In contrast, a vaccine needs to be injected into the body, so it has to be tested for safety as well as effectiveness.
For a vaccine, we first need to understand how the immune response to the virus itself works, because essentially a vaccine is trying to trick the immune system into thinking it’s seen the virus before so it makes protective antibodies. Then, we need to thoroughly test any candidate vaccine to ensure it doesn’t make people ill. This means we probably won’t see any vaccines for at least 12 months.

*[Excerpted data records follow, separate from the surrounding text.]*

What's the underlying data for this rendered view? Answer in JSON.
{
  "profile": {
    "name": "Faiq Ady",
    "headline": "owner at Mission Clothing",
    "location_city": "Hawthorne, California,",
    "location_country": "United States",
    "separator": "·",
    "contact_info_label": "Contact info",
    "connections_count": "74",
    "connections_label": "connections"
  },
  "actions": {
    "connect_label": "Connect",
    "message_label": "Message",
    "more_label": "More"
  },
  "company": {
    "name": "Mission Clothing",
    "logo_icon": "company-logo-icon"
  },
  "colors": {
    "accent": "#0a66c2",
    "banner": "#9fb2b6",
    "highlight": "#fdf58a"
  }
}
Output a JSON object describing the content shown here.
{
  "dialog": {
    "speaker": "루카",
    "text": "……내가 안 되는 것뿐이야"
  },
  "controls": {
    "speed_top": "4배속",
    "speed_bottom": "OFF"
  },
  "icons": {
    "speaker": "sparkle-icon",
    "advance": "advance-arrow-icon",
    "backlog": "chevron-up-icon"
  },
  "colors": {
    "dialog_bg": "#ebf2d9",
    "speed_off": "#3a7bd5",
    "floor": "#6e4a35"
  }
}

The new antibody tests will also help guide vaccine development. By measuring antibody levels in infected and recovered patients, we’ll have a much better idea of the levels of protective antibodies a vaccine needs to elicit.
While we wait for a vaccine, the new antibody tests will give scientists, doctors and public health officials much more information about who gets infected, who has already been infected and recovered, and how protected we are against reinfection.
But there is still a long way to go before we can test people’s blood for antibodies against SARS-CoV-2 and confidently say it is safe for people to go back to work or into the community without getting sick.